Individuals with poor boundaries may have difficulty saying ‘no’ to others, they may disclose way too much personal information upon meeting new people, they may also permit others to take advantage of them with time, money and feelings. Some may lack the insight to notice when others are trespassing on their rights. Apart from the physical boundaries that we all maintain, there are those qualities that we can’t see: like our morality, beliefs, rights, values, truths, and dreams. The unfortunate consequences of not maintaining boundaries is that we can be manipulated and some people can literally lose themselves indiscriminately to the social world around them. It is my experience working with clients that failure to assert and maintain boundaries leads to exhaustion and emotional disruption. In extreme cases some people lose their identity and purpose.
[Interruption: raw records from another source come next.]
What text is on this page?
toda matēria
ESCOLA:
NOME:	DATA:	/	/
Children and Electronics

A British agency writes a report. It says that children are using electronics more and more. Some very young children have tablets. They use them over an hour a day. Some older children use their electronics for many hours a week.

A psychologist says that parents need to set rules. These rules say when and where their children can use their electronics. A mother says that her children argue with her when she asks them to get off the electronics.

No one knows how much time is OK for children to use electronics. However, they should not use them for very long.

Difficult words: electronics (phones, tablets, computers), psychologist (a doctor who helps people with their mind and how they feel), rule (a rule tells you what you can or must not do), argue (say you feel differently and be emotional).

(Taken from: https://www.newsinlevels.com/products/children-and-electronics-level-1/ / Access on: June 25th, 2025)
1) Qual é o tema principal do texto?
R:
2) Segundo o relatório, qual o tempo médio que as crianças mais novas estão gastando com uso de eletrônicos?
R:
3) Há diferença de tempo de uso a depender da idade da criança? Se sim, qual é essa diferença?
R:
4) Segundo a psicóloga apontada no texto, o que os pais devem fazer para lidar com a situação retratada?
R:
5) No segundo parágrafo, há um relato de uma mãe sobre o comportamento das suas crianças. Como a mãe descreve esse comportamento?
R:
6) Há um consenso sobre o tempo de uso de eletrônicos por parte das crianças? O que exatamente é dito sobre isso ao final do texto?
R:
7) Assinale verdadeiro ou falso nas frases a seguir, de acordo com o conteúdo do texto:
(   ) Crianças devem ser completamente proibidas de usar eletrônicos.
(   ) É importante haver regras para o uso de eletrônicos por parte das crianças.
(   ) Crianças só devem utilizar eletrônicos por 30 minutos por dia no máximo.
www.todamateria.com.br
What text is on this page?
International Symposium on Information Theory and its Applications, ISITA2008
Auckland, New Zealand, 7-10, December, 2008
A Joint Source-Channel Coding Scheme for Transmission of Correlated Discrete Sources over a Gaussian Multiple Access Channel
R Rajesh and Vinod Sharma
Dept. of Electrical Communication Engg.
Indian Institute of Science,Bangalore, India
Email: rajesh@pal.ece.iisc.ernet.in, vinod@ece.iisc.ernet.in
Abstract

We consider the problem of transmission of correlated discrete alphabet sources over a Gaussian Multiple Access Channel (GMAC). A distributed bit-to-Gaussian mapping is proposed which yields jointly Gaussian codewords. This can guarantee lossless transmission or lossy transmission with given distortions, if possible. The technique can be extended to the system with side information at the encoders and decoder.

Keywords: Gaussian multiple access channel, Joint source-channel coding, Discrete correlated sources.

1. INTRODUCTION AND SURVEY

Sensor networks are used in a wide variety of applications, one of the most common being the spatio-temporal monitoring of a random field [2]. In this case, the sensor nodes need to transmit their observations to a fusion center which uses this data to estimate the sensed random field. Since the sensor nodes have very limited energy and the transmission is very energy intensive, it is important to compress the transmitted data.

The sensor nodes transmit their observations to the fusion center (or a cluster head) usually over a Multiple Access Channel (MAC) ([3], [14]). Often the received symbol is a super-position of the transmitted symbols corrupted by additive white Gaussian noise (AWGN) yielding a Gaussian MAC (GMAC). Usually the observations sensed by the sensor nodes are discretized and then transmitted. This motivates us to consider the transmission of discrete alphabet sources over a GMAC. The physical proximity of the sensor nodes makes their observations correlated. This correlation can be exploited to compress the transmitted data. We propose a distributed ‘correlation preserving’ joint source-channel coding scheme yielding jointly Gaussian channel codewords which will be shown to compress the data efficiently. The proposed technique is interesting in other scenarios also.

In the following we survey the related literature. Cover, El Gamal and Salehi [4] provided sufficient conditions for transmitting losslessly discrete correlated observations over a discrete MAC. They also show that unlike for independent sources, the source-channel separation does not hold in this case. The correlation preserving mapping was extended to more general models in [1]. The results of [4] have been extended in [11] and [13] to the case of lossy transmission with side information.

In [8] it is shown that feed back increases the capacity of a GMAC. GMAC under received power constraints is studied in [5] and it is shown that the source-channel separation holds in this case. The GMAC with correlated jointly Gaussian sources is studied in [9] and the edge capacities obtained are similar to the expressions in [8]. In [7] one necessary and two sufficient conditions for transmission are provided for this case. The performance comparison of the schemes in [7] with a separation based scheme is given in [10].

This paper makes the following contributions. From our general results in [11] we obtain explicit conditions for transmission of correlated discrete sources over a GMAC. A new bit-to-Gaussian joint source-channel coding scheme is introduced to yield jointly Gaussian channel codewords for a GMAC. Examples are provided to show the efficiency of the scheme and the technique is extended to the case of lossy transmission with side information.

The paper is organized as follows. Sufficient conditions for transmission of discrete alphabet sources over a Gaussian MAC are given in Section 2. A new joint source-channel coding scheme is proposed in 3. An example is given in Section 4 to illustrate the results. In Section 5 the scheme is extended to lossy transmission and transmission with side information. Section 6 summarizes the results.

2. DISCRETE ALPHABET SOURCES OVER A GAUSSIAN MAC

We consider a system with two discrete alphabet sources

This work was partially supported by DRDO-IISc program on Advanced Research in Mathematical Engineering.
As a rule of thumb I keep an arm’s length away when talking with a stranger. If the person I’m interacting with keeps getting in my space, my natural “alarm” goes off and I respond in a manner to re-establish my personal boundaries. Anger would be a very normal reaction when one’s personal boundaries are violated. Sometimes the person I’m dealing with raises their voice or even threatens me, requiring me to create space, leave the situation or perhaps even “bark” back in order to protect myself.

I’ve met individuals who’ve had great difficulty re-defining their personal boundaries after suffering strokes or spinal injuries and needing to rely on others in a way they never had to before the accident. Think about the idea of having to be helped out of bed every morning or having someone help you on an off the commode every day. I have learned from these people that boundaries can change with circumstances and with practice.

In her book: Coping with infuriating, mean, critical people – the destructive narcissistic pattern (2006) Nina Brown has proposed four boundary types.
1. Soft – This style merges with other people’s boundaries and this individual is easily a victim of psychological manipulation.
2. Spongy – This style is a combination of soft and rigid boundaries. While there is less emotional contagion than soft boundaries these individuals are unsure of what to let in and what to keep out.
3. Rigid – As the name implies, this style is closed in a way that nobody can get close physically or emotionally. If it often the case that this style has developed in response to early abuse. Rigid boundaries can also be selective and depend on time, place and circumstance.
4. Flexible – This style is resistant to emotional contagion and difficult to exploit. This style allows people choice in what to let in and what to keep out.